As the talk of another commercial real estate down-cycle begins to circulate, now is a good time for lenders to remember some common misconceptions about receivership that all too often interfere with maximum recovery on non-performing loans.

Remember that receivership is an “ancillary remedy” usually tacked on to an existing legal action like a foreclosure proceeding. The court appoints its own agent to serve as an impartial “disinterested third party” to take possession and control of assets that are the subject of the legal action until that action is resolved. Those assets are any and all things pledged as security for the loan.

The court will empower the receiver with whatever authority is necessary to accomplish the goal. This frequently includes taking over all real and personal property, as well as proceeds from operation of the property and – increasingly – the power for the receiver to sell the property.

The receiver for a distressed asset typically will find many inherent problems in addition to the monetary default, among them deferred maintenance, limited marketing activity and unhappy employees. If existing funds are limited, the lender may want to provide funds to the receivership estate to make repairs, management changes, environmental mitigation, etc., – ultimately maximizing value for a possible sale.

In the following article, we analyze and debunk common myths about receivership.

Myth Number 1: Receivers are Very Expensive

Compared to what?
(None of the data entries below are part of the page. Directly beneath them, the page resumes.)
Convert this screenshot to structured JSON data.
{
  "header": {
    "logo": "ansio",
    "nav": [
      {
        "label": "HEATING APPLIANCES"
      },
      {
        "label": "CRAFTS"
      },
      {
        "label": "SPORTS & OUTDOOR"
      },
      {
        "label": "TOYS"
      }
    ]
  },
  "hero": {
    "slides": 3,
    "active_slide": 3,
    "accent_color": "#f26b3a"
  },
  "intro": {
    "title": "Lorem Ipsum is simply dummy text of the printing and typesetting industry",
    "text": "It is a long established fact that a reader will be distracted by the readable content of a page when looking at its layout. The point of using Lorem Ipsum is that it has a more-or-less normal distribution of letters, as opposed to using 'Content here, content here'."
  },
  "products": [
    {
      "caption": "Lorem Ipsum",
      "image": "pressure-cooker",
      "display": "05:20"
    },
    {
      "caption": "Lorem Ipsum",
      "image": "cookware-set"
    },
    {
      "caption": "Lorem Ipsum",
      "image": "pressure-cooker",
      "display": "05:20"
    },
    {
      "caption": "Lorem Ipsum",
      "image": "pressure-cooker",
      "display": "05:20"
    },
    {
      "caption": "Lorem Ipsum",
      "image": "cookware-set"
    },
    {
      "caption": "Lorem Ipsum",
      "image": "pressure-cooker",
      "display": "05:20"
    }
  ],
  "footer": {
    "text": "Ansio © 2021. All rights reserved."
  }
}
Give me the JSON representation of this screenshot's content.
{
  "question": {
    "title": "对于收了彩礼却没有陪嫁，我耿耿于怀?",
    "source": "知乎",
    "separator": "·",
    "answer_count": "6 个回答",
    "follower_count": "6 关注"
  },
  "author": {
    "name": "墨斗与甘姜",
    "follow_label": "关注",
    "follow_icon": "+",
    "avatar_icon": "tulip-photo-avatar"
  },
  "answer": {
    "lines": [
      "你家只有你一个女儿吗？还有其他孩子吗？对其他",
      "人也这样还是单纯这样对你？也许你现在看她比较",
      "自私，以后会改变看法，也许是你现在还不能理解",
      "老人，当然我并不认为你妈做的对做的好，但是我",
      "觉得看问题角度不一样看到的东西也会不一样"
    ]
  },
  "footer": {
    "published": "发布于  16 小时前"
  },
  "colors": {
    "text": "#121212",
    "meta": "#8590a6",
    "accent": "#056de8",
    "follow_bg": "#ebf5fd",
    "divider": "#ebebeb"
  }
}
Loss of asset value, neglect in management, potential liability costs? Unlike bankruptcy, which is historically a relatively new concept, receivership law provides a wide berth for the court to do whatever it deems appropriate to protect the assets and the parties’ interests. Bankruptcy at its foundation was designed to protect borrowers and close debtor’s prisons. Receivership in its current form is primarily used to protect people with a legal interest in property (like lenders) during a dispute.

Bankruptcy has volumes of rules and strict forms, procedures and timelines.

Receivership law in many states is limited to a few pages and gives the court broad discretion “in equity” to do what is fair and right.

Receiver fees are typically billed hourly, but the hourly rate alone does not predict actual cost. Will the receiver have to hire his own lawyer to explain his job? Will accountants, management companies, consultants and various other vendors be hired? Will the receiver be billing hours to review the work of all those other professionals? There are multiple ways a receiver can save significant total costs for the lender. When a property owner is headed toward foreclosure, the receiver can step in to control operations, protect the value of all assets, monitor and approve expenses and determine the best course of action for the property. This may include ceasing or continuing operations, preserving or liquidating collateral and/or preparing the property for a quick sale. If construction has not yet been completed, the receiver will advise the lender of the cost and benefit. The lender will decide whether to loan money to the receivership estate if the property has insufficient cash of its own. The receiver will have already seized cash from any accounts connected with the property or comingled in other accounts. Often referred to as “rents and profits,” this includes future income as well as any past income that can be found. This can range from pennies to many thousands of dollars and more.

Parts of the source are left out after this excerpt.